Neither of them likes catnip, either, and one of those little ‘cat greens’ dishes that I grew for them immediately became a tug-of-war object, as they gripped the greens with their teeth, not to eat it, but to drag it around the house. >< My cats are dorks.
My huge tuxedo cat, Dominic, loves watermelon, honeydew, blueberries, peaches, and plums. He will also spend ten minutes rasping all the pulp from an apple core.
On the other hand, he turns up his nose at meat, fish, and other carnivore yummies including people tuna!
We have decided that he is a reincarnated Buddhist.
Well, our finicky feline, Mr. Tibbs, certainly has highfalutin gastronomical tastes. We, his human caregivers, must subside on such pedestrian dinner fare as Kristal belly bomb burgers in order to finance Tibby’s unquenchable appetite for premium caviar: Beluga earns us an approving head rub; Sevruga earns us his backside to the face.
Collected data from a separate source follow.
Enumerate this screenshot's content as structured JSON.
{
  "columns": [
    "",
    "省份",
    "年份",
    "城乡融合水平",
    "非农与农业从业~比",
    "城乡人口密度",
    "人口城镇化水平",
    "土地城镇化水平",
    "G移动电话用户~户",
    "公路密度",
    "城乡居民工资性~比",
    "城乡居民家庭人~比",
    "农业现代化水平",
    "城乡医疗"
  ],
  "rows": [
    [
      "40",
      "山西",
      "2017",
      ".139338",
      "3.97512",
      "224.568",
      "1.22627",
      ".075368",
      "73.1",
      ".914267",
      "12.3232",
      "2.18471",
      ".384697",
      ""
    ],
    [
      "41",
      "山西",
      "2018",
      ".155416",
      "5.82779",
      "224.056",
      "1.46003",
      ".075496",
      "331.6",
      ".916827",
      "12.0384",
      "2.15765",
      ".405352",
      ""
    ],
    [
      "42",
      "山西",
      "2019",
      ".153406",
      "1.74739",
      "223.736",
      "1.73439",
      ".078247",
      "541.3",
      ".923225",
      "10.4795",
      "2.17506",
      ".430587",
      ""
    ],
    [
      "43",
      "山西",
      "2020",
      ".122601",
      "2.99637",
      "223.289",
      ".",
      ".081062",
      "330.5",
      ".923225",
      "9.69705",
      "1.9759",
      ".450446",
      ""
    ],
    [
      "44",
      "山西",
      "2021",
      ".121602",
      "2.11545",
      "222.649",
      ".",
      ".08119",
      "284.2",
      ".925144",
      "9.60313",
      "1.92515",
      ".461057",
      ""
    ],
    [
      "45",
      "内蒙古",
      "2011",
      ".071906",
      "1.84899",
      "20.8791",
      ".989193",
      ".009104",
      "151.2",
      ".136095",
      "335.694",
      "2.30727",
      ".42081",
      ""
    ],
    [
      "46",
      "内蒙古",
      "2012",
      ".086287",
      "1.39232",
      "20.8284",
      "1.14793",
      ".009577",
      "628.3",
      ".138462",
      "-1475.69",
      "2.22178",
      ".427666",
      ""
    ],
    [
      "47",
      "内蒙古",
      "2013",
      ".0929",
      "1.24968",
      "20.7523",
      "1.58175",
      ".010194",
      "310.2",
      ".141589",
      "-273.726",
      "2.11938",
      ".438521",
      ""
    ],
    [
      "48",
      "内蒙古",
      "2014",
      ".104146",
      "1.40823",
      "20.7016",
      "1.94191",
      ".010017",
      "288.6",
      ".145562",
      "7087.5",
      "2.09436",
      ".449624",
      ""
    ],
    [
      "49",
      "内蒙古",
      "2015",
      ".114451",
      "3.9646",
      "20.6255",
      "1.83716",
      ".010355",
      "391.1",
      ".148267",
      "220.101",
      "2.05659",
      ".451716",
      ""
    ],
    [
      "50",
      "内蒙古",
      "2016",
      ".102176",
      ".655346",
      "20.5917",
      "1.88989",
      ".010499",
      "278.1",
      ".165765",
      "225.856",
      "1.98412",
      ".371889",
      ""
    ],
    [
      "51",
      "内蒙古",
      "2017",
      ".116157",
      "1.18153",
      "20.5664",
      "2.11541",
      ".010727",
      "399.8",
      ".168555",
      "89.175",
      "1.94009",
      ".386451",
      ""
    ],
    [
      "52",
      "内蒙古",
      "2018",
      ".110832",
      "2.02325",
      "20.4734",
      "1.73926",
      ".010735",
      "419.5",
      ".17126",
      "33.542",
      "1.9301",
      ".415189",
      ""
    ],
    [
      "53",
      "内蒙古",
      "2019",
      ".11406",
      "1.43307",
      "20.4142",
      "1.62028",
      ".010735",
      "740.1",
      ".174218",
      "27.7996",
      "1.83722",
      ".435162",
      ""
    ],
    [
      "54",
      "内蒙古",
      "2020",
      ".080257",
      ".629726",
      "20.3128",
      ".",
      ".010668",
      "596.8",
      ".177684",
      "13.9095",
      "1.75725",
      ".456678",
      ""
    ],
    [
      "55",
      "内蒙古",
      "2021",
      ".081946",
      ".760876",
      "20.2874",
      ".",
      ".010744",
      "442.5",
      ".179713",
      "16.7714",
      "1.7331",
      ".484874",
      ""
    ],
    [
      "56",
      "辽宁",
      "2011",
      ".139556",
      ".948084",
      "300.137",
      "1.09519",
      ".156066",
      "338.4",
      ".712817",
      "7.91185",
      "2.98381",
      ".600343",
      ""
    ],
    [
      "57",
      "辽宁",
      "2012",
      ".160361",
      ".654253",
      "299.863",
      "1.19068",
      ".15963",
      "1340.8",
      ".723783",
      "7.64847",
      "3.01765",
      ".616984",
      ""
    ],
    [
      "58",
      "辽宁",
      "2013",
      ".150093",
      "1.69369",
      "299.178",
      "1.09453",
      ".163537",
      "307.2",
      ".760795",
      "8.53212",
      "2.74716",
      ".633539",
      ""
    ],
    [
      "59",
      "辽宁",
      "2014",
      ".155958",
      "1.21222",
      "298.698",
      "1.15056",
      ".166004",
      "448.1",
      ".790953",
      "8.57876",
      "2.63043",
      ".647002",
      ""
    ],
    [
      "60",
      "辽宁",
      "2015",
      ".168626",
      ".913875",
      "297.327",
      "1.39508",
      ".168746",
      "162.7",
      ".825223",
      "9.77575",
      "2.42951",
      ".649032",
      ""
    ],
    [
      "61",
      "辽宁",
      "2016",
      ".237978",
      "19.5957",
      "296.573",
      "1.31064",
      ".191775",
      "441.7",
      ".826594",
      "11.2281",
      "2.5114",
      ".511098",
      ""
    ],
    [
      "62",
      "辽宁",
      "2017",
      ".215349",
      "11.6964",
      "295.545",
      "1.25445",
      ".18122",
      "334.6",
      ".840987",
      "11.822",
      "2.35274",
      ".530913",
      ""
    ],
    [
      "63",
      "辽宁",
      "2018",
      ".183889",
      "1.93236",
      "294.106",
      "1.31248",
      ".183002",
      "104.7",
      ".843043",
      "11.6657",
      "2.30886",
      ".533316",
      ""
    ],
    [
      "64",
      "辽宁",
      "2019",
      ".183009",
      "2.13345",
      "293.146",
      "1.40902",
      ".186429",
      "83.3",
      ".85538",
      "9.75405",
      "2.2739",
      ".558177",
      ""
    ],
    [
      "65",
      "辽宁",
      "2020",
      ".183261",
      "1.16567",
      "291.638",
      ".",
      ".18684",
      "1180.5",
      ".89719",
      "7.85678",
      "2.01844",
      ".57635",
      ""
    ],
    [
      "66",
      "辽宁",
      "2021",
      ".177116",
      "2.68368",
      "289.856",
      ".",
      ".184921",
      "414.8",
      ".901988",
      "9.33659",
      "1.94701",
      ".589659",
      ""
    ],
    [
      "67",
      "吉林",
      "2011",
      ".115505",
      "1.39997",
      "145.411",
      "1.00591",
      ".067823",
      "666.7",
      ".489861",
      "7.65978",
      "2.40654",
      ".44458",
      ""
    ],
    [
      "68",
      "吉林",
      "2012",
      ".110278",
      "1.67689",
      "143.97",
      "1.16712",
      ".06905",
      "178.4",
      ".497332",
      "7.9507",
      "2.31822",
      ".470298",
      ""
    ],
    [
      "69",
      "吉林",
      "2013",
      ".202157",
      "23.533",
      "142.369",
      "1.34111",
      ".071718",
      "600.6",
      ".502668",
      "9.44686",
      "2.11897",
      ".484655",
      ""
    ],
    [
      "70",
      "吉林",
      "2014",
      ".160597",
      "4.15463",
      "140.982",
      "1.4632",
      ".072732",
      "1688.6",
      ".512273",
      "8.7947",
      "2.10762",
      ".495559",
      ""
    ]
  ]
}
The cats will literally come and cry in the kitchen if they smell cantaloupe being cut. They aren’t interested in the cantaloupe flesh, though, only the juice.
The dog has trained me to put down the plate for her to clean after I have eggs-over-easy. She likes the yolk remainders.
This isn’t strange, but I have learned the hard way that the price of a tuna fish sandwich in this house is eternal vigilance. I once had the dog approaching from the front, and a cat coming over each shoulder.
When I had dogs, they loved ice cubes. Would sit in front of the refrigerator and beg for them. Had to watch the mixed drinks, too. Under cover of darkness, post-party, they’d scout for unattended highballs (usually consisting of scotch, bourbon or whiskey) left out after one of my parents’ parties and help themselves.
One of them also adored chocolate and was a past-mistress at sneaking pieces of it without getting caught. One day I was sitting on the couch reading. There was an Easter basket full of individually-wrapped chocolate pieces sitting on the coffee table directly in front of me.
Bold as brass, Schatze loped by, turned her head just so, and snagged a piece from the basket with her tongue without even breaking stride. It was so fast and so smooth I wasn’t for sure I saw what I thought I saw until I witnessed it for the second time in a half hour.
Of course, we all know chocolate is bad for dogs. We didn’t think about it being within her reach, since the candy was individually wrapped in foil/plastic. We thought she wouldn’t be able to smell it. Obviously the dog was a lot smarter than we were. She apparently had no trouble digesting it (foil and plastic as well) either; however, that was the end of the Easter basket left out on the coffee table.
My cats are all boringly normal. None of them over the years has displayed anything strange in their food tastes.
My dog, who looks like a ridgeless ridgeback, will eat almost anything. Cigarettes butts off the street if I’m not fast enough is probably the strangest. I think he had a little nicotine problem for a while there until I caught on to why he was searching the gutters.
Paper towels, whole packs of chewing gum, toothpaste - really anything “minty”. All veggies and fruits except for grapes, which seem to confuse him.
The one thing he absolutely will not even taste is diet dog food. We tried it once and he refused to eat for 3 days until I gave in and bought his normal brand. How awful must that stuff be?
When I was kid, we had rescue pug that went ape-shit crazy whenever someone ate a tangerine. He could be sound asleep, in another room, and someone started to peel a tangerine, he would wake up pester the person peeling the tangerine unmercifully. He was pretty well behaved otherwise.